1 This reading of the film is at considerable variance with that of Susan Sontag in Against Interpretation who takes the heroine's words—“I think you are always responsible for what you do. . . . And free.”—at something like face value, although they are contradicted by all the events of the film culminating in the heroine's stunningly abrupt death during a casually violent quarrel between two pimps about who owns her. Indeed, the film's main force and extreme poignancy derives, I think, from just this contradiction between how the heroine conceives herself and what happens to her; this is intensified by our being deliberately deprived, in the manner of the nouveau roman, of any psychological interpretation of character and event through which this contradiction might be resolved.

2 Apart from their use in Breathless, the references to other movies seem to me among the least assimilated and weakest elements of Godard's films, as in such things as the flash title, “Arizona Jules,” in Weekend—a meaningless transposition between the “Arizona Jim” of Renoir's The Crime of M. Lange and the title of Truffaut's Jules and Jim. Since those who don't “get” such allusions may feel defensively that they have failed to penetrate to some level of profundity and those who do are invited to self-congratulation, these things have tended to be praised as wit by the only persons who might be capable of knowing better.

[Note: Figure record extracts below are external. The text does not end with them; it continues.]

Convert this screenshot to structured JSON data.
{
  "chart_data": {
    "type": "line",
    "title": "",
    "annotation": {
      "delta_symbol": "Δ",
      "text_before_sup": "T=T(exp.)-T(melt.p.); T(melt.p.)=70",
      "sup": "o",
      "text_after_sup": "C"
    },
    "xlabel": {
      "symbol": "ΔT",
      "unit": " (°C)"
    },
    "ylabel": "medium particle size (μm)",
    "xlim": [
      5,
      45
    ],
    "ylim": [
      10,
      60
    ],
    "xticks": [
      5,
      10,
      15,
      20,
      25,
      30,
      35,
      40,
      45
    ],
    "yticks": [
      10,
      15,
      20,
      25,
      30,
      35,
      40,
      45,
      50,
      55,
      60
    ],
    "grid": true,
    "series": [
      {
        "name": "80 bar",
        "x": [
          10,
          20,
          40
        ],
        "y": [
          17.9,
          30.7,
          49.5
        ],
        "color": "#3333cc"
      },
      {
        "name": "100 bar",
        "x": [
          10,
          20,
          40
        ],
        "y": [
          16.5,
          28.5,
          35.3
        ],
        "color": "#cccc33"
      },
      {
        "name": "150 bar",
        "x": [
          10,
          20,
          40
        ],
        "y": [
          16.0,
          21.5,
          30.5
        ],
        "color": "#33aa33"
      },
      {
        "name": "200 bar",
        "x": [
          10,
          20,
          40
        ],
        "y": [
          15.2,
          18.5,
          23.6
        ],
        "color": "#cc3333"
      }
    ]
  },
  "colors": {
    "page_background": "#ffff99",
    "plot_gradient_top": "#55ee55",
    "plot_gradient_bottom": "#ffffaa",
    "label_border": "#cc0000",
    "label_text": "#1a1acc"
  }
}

3 Though this action may be taken over from the Moravia novel from which Contempt is adapted, it is clearly made Godard's in all its details, the film's failure stemming from the burdens that are placed on one's sharing Godard's conviction that Fritz Lang is a great artist and on one's being able to believe that the film within a film evokes great art; both of these elements exist in the work as imaginatively uncreated assertions.

4 As my language may indicate and as is strikingly announced by the long erotic monologue with which Weekend begins, the film's identification of destructive with thwarted sexual energy is unmistakable.